The COVID-19 pandemic and the Russia-Ukraine war profoundly reorganized global structures and relationships in 2022, and will continue to drive additional uncertainty in the year ahead, according to a new S&P Global Market Intelligence report, A World Rebalancing.
The report highlights the five overarching themes driving global political and economic relationships in 2023: the unsettled global security environment, energy security and the energy transition, continued disruption in global supply chains, reshuffling labor markets and economic divergence.
“The tests ahead are interconnected and have vast commercial impact,” said Dr. Lindsay Newman, Head of Geopolitical Thought Leadership at S&P Global Market Intelligence. “As governments, civil society and multilateral institutions adapt to what appears to be a new era of uncertainty and instability, so too will businesses and markets navigate sanctions, increased protectionism, government interventions, alternative payment systems and reputational risk.”
S&P Global Market Intelligence identifies the key five defining geopolitical and global macroeconomic themes:
- A number of unresolved conflicts, including Russia-Ukraine, will be sources of persistent risk in 2023, filtering into the global economic outlook. The invasion of Ukraine has hastened a confrontation with a host of global security risks to be wrestled with in 2023. Economic and security spheres will become increasingly interdependent in 2023 and beyond, as countries use financial levers including tariffs, export restrictions, and sanctions to advance national security priorities.
- With energy security back atop the agenda following Russia’s invasion of Ukraine, countries will be balancing 2023 fiscal priorities against a new impetus to accelerate their energy transitions. In the year ahead, energy security will remain at the top of the agenda, leaving countries to balance pressing resource priorities, such as food and energy, with their energy transition ambitions.

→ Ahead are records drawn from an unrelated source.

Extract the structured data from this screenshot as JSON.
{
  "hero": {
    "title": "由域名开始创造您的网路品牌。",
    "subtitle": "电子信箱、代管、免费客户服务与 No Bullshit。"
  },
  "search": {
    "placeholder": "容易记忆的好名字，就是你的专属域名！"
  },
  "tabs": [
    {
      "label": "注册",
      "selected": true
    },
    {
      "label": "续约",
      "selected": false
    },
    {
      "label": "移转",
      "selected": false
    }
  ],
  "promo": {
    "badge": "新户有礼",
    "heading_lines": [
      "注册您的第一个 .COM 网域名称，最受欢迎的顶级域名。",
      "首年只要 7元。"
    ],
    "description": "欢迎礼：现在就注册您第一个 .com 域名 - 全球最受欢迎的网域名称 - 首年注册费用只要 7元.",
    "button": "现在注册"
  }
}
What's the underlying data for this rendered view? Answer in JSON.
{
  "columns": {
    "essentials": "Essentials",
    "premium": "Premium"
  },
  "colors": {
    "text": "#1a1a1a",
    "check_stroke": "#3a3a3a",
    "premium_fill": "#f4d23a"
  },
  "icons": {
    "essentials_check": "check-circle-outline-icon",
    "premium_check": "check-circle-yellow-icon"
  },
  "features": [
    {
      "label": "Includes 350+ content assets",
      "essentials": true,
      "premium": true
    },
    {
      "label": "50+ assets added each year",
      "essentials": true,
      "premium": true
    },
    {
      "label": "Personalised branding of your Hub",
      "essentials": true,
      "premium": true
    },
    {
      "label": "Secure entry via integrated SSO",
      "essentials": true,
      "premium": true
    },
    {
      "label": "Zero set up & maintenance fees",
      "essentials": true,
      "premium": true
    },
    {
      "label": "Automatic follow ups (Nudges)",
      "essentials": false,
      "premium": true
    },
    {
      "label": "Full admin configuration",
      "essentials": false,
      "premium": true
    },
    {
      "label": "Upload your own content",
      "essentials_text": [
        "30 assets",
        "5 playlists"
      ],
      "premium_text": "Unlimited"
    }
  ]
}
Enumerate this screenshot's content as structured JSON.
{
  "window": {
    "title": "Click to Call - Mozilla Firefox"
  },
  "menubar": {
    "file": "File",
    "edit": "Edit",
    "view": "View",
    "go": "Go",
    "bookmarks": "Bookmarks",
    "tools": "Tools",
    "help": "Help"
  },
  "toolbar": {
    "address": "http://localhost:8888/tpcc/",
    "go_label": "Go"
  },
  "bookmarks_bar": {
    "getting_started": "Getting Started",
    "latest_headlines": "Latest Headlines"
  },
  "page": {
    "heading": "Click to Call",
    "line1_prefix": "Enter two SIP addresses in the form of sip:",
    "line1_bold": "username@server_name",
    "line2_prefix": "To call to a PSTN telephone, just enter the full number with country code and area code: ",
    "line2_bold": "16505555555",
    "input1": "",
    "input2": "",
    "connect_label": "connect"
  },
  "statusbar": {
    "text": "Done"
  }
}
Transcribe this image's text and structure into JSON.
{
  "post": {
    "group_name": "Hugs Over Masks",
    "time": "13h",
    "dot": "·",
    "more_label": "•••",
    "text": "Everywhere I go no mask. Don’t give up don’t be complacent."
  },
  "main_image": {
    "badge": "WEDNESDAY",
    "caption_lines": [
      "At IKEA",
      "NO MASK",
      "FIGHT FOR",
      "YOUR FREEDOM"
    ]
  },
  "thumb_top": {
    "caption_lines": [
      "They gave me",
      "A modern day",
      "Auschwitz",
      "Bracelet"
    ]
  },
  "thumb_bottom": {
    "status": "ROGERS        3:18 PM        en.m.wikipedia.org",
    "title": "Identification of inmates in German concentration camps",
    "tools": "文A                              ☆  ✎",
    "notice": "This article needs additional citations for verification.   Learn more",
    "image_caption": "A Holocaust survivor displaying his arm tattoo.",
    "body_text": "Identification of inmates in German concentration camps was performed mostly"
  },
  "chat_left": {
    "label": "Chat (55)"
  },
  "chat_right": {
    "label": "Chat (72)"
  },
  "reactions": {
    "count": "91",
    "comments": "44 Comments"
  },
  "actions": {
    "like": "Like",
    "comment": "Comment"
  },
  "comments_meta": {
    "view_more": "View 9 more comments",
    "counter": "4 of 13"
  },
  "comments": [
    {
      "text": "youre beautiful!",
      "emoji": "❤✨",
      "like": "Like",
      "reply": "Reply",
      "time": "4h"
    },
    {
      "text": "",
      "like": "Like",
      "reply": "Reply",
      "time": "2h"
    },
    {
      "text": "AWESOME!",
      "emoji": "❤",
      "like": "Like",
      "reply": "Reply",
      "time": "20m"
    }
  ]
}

- An expected easing in supply chain disruptions in the first half of 2023 remains vulnerable to labor and resource shortages including critical technologies and critical minerals. As the acute shock of the COVID-19 virus pandemic recedes, and amid cost-of-living and recessionary worries, we expect relative easing in supply chain disruptions into the first half of 2023.
- Labor markets are in transition as demand overruns supply, tilting power and income shares towards workers across major markets. Labor-market tightness across major markets is expected to persist but ease slightly where recessions take hold in 2023, with any slowing in wage growth to be limited.
- The risk environment will continue to underpin the economic outlook for 2023. Recessions now appear likely in Europe and North America, while Asia Pacific (APAC) and other emerging markets are likely to skirt recession.